Each of the 'container farms' will be able to produce up to five tons of leafy greens and veg each year with minimal car...
Each of the ‘container farms’ will be able to produce up to five tons of leafy greens and veg each year with minimal carbon footprint, the firms claim.
Urban farming companies Vertical Future and Crate to Plate are together gearing up to rollout a fleet of indoor container farms in London, with each capable of producing zero carbon fresh salad and vegetables for swift delivery across the capital city, the firms announced yesterday. Crate to Plate, an urban farming start-up, plans to use the ‘container farms’ designed by Vertical Future – a technology company focused on controlled environment agriculture (CEA) – across several new sites in London’s Bermondsey and Stratford.
By using the container farms, Crate to Plate said it would be able to produce up to five tonnes of fresh produce – including lettuce, kale and rocket – a year, and then deliver it to customers within 24 hours with a zero carbon footprint, all without any use of pesticides or toxic chemicals. The firm counts Ollie Dabbous, chef patron of Michelin-starred restaurant HIDE, as well as independent grocers such as The Notting Hill Fish Shop and Artichoke in Hampstead among its customers.
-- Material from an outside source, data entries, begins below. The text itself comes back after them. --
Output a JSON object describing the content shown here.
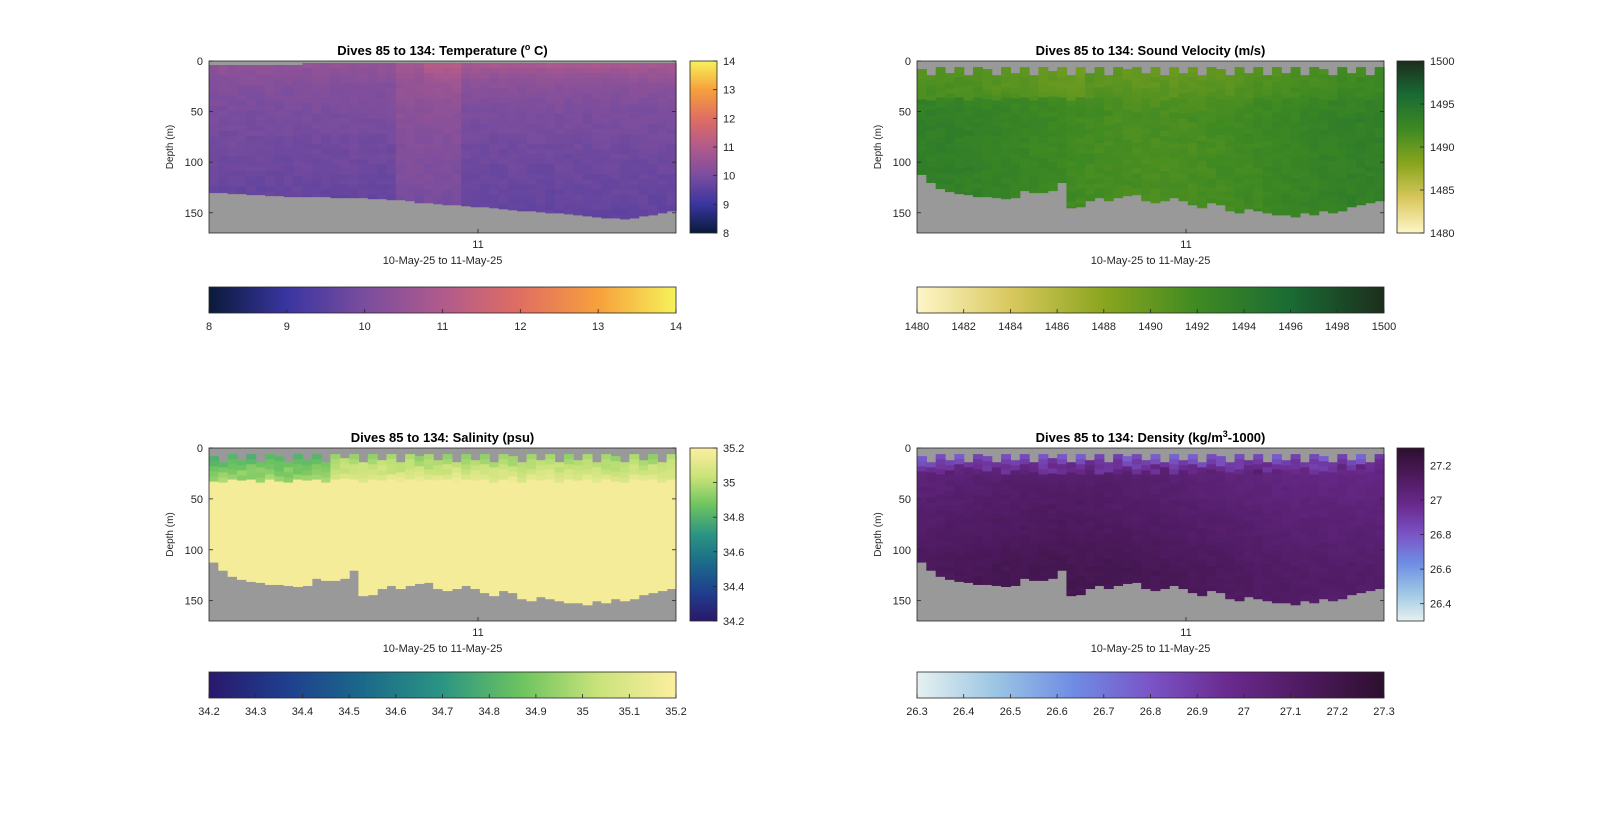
{
  "figure": {
    "background": "#ffffff",
    "nodata_color": "#999999"
  },
  "chart_data": [
    {
      "type": "heatmap",
      "title": "Dives 85 to 134: Temperature (",
      "title_sup": "o",
      "title_after": " C)",
      "xlabel": "10-May-25 to 11-May-25",
      "ylabel": "Depth (m)",
      "x_ticks": [
        "11"
      ],
      "y_ticks": [
        "0",
        "50",
        "100",
        "150"
      ],
      "ylim": [
        0,
        170
      ],
      "n_dives": 50,
      "dive_depths_m": [
        130,
        130,
        131,
        131,
        132,
        132,
        133,
        133,
        134,
        134,
        134,
        134,
        134,
        135,
        135,
        135,
        135,
        136,
        136,
        137,
        137,
        138,
        140,
        140,
        141,
        142,
        142,
        143,
        144,
        144,
        145,
        146,
        147,
        148,
        148,
        149,
        150,
        150,
        151,
        152,
        153,
        154,
        155,
        155,
        156,
        155,
        153,
        152,
        150,
        148
      ],
      "surface_gap_m": [
        4,
        4,
        4,
        4,
        4,
        4,
        4,
        4,
        4,
        4,
        2,
        2,
        2,
        2,
        2,
        2,
        2,
        2,
        2,
        2,
        2,
        2,
        2,
        2,
        2,
        2,
        2,
        2,
        2,
        2,
        2,
        2,
        2,
        2,
        2,
        2,
        2,
        2,
        2,
        2,
        2,
        2,
        2,
        2,
        2,
        2,
        2,
        2,
        2,
        2
      ],
      "colormap": "thermal",
      "colormap_stops": [
        "#0a1a3a",
        "#3a35a0",
        "#7a4d9e",
        "#b05a8c",
        "#e06e62",
        "#f7a03c",
        "#f6f25a"
      ],
      "clim": [
        8,
        14
      ],
      "colorbar_right": {
        "ticks": [
          "14",
          "13",
          "12",
          "11",
          "10",
          "9",
          "8"
        ]
      },
      "colorbar_bottom": {
        "ticks": [
          "8",
          "9",
          "10",
          "11",
          "12",
          "13",
          "14"
        ]
      }
    },
    {
      "type": "heatmap",
      "title": "Dives 85 to 134: Sound Velocity (m/s)",
      "xlabel": "10-May-25 to 11-May-25",
      "ylabel": "Depth (m)",
      "x_ticks": [
        "11"
      ],
      "y_ticks": [
        "0",
        "50",
        "100",
        "150"
      ],
      "ylim": [
        0,
        170
      ],
      "n_dives": 50,
      "dive_depths_m": [
        112,
        120,
        126,
        129,
        131,
        132,
        134,
        134,
        135,
        136,
        135,
        128,
        130,
        130,
        128,
        120,
        145,
        144,
        138,
        135,
        138,
        135,
        133,
        132,
        138,
        140,
        138,
        135,
        138,
        142,
        145,
        140,
        142,
        148,
        150,
        146,
        148,
        150,
        152,
        152,
        154,
        150,
        152,
        148,
        150,
        148,
        144,
        142,
        140,
        138
      ],
      "surface_gap_m": [
        8,
        14,
        6,
        12,
        6,
        14,
        6,
        8,
        14,
        6,
        12,
        6,
        14,
        6,
        10,
        6,
        14,
        6,
        12,
        6,
        14,
        6,
        8,
        6,
        12,
        6,
        14,
        6,
        12,
        6,
        14,
        6,
        8,
        14,
        6,
        12,
        6,
        14,
        6,
        12,
        6,
        14,
        6,
        8,
        14,
        6,
        12,
        6,
        14,
        6
      ],
      "colormap": "speed",
      "colormap_stops": [
        "#fef6c8",
        "#d9c85e",
        "#8aa51e",
        "#3f8a22",
        "#1a6b34",
        "#1c2e1c"
      ],
      "clim": [
        1480,
        1500
      ],
      "colorbar_right": {
        "ticks": [
          "1500",
          "1495",
          "1490",
          "1485",
          "1480"
        ]
      },
      "colorbar_bottom": {
        "ticks": [
          "1480",
          "1482",
          "1484",
          "1486",
          "1488",
          "1490",
          "1492",
          "1494",
          "1496",
          "1498",
          "1500"
        ]
      }
    },
    {
      "type": "heatmap",
      "title": "Dives 85 to 134: Salinity (psu)",
      "xlabel": "10-May-25 to 11-May-25",
      "ylabel": "Depth (m)",
      "x_ticks": [
        "11"
      ],
      "y_ticks": [
        "0",
        "50",
        "100",
        "150"
      ],
      "ylim": [
        0,
        170
      ],
      "n_dives": 50,
      "dive_depths_m": [
        112,
        120,
        126,
        129,
        131,
        132,
        134,
        134,
        135,
        136,
        135,
        128,
        130,
        130,
        128,
        120,
        145,
        144,
        138,
        135,
        138,
        135,
        133,
        132,
        138,
        140,
        138,
        135,
        138,
        142,
        145,
        140,
        142,
        148,
        150,
        146,
        148,
        150,
        152,
        152,
        154,
        150,
        152,
        148,
        150,
        148,
        144,
        142,
        140,
        138
      ],
      "surface_gap_m": [
        8,
        14,
        6,
        12,
        6,
        14,
        6,
        8,
        14,
        6,
        12,
        6,
        14,
        6,
        10,
        6,
        14,
        6,
        12,
        6,
        14,
        6,
        8,
        6,
        12,
        6,
        14,
        6,
        12,
        6,
        14,
        6,
        8,
        14,
        6,
        12,
        6,
        14,
        6,
        12,
        6,
        14,
        6,
        8,
        14,
        6,
        12,
        6,
        14,
        6
      ],
      "colormap": "haline",
      "colormap_stops": [
        "#2a186c",
        "#1f3f8e",
        "#1b6a8a",
        "#2b9583",
        "#6cc35f",
        "#c9e37a",
        "#fdeea0"
      ],
      "clim": [
        34.2,
        35.2
      ],
      "colorbar_right": {
        "ticks": [
          "35.2",
          "35",
          "34.8",
          "34.6",
          "34.4",
          "34.2"
        ]
      },
      "colorbar_bottom": {
        "ticks": [
          "34.2",
          "34.3",
          "34.4",
          "34.5",
          "34.6",
          "34.7",
          "34.8",
          "34.9",
          "35",
          "35.1",
          "35.2"
        ]
      }
    },
    {
      "type": "heatmap",
      "title": "Dives 85 to 134: Density (kg/m",
      "title_sup": "3",
      "title_after": "-1000)",
      "xlabel": "10-May-25 to 11-May-25",
      "ylabel": "Depth (m)",
      "x_ticks": [
        "11"
      ],
      "y_ticks": [
        "0",
        "50",
        "100",
        "150"
      ],
      "ylim": [
        0,
        170
      ],
      "n_dives": 50,
      "dive_depths_m": [
        112,
        120,
        126,
        129,
        131,
        132,
        134,
        134,
        135,
        136,
        135,
        128,
        130,
        130,
        128,
        120,
        145,
        144,
        138,
        135,
        138,
        135,
        133,
        132,
        138,
        140,
        138,
        135,
        138,
        142,
        145,
        140,
        142,
        148,
        150,
        146,
        148,
        150,
        152,
        152,
        154,
        150,
        152,
        148,
        150,
        148,
        144,
        142,
        140,
        138
      ],
      "surface_gap_m": [
        8,
        14,
        6,
        12,
        6,
        14,
        6,
        8,
        14,
        6,
        12,
        6,
        14,
        6,
        10,
        6,
        14,
        6,
        12,
        6,
        14,
        6,
        8,
        6,
        12,
        6,
        14,
        6,
        12,
        6,
        14,
        6,
        8,
        14,
        6,
        12,
        6,
        14,
        6,
        12,
        6,
        14,
        6,
        8,
        14,
        6,
        12,
        6,
        14,
        6
      ],
      "colormap": "dense",
      "colormap_stops": [
        "#e6f1f1",
        "#9cc6e4",
        "#6f8de4",
        "#7a54c6",
        "#6a2a8e",
        "#4d1a5e",
        "#2e0f2e"
      ],
      "clim": [
        26.3,
        27.3
      ],
      "colorbar_right": {
        "ticks": [
          "27.2",
          "27",
          "26.8",
          "26.6",
          "26.4"
        ]
      },
      "colorbar_bottom": {
        "ticks": [
          "26.3",
          "26.4",
          "26.5",
          "26.6",
          "26.7",
          "26.8",
          "26.9",
          "27",
          "27.1",
          "27.2",
          "27.3"
        ]
      }
    }
  ]
}
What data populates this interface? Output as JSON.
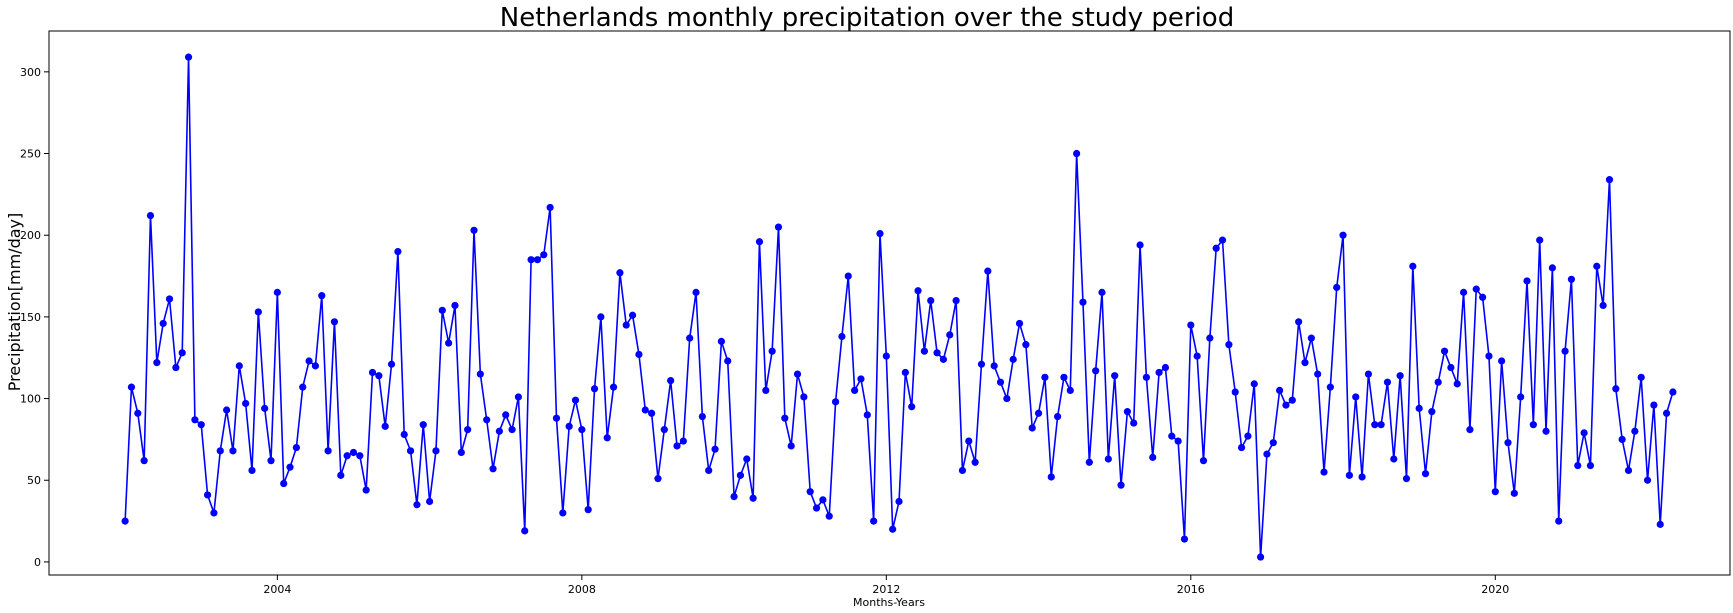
{
  "chart_data": {
    "type": "line",
    "title": "Netherlands monthly precipitation over the study period",
    "xlabel": "Months-Years",
    "ylabel": "Precipitation[mm/day]",
    "x_start": "2002-01",
    "x_tick_labels": [
      "2004",
      "2008",
      "2012",
      "2016",
      "2020"
    ],
    "y_tick_labels": [
      "0",
      "50",
      "100",
      "150",
      "200",
      "250",
      "300"
    ],
    "xlim": [
      "2001-01",
      "2023-02"
    ],
    "ylim": [
      -8,
      325
    ],
    "grid": false,
    "marker": "circle",
    "series": [
      {
        "color": "#0000ff",
        "values": [
          25,
          107,
          91,
          62,
          212,
          122,
          146,
          161,
          119,
          128,
          309,
          87,
          84,
          41,
          30,
          68,
          93,
          68,
          120,
          97,
          56,
          153,
          94,
          62,
          165,
          48,
          58,
          70,
          107,
          123,
          120,
          163,
          68,
          147,
          53,
          65,
          67,
          65,
          44,
          116,
          114,
          83,
          121,
          190,
          78,
          68,
          35,
          84,
          37,
          68,
          154,
          134,
          157,
          67,
          81,
          203,
          115,
          87,
          57,
          80,
          90,
          81,
          101,
          19,
          185,
          185,
          188,
          217,
          88,
          30,
          83,
          99,
          81,
          32,
          106,
          150,
          76,
          107,
          177,
          145,
          151,
          127,
          93,
          91,
          51,
          81,
          111,
          71,
          74,
          137,
          165,
          89,
          56,
          69,
          135,
          123,
          40,
          53,
          63,
          39,
          196,
          105,
          129,
          205,
          88,
          71,
          115,
          101,
          43,
          33,
          38,
          28,
          98,
          138,
          175,
          105,
          112,
          90,
          25,
          201,
          126,
          20,
          37,
          116,
          95,
          166,
          129,
          160,
          128,
          124,
          139,
          160,
          56,
          74,
          61,
          121,
          178,
          120,
          110,
          100,
          124,
          146,
          133,
          82,
          91,
          113,
          52,
          89,
          113,
          105,
          250,
          159,
          61,
          117,
          165,
          63,
          114,
          47,
          92,
          85,
          194,
          113,
          64,
          116,
          119,
          77,
          74,
          14,
          145,
          126,
          62,
          137,
          192,
          197,
          133,
          104,
          70,
          77,
          109,
          3,
          66,
          73,
          105,
          96,
          99,
          147,
          122,
          137,
          115,
          55,
          107,
          168,
          200,
          53,
          101,
          52,
          115,
          84,
          84,
          110,
          63,
          114,
          51,
          181,
          94,
          54,
          92,
          110,
          129,
          119,
          109,
          165,
          81,
          167,
          162,
          126,
          43,
          123,
          73,
          42,
          101,
          172,
          84,
          197,
          80,
          180,
          25,
          129,
          173,
          59,
          79,
          59,
          181,
          157,
          234,
          106,
          75,
          56,
          80,
          113,
          50,
          96,
          23,
          91,
          104
        ]
      }
    ]
  }
}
“Our Container Labs create the optimal growth environment for growing fresh produce and can be deployed close to point of consumption, using minimal space,” said Jamie Burrows, Vertical Future’s CEO. “Using zero chemicals and growing crops in a controlled environment enables our partners to meet demand all year-round, as opposed to regular food production systems which are reliant on seasonal limitations.”
By shifting towards using Vertical Future’s ‘Container Labs’, Crate to Plate’s founder Sebastien Sainsbury said the firm would be able to scale up its systems across the UK, while offering more efficient growing capabilities to improve both output and product quality.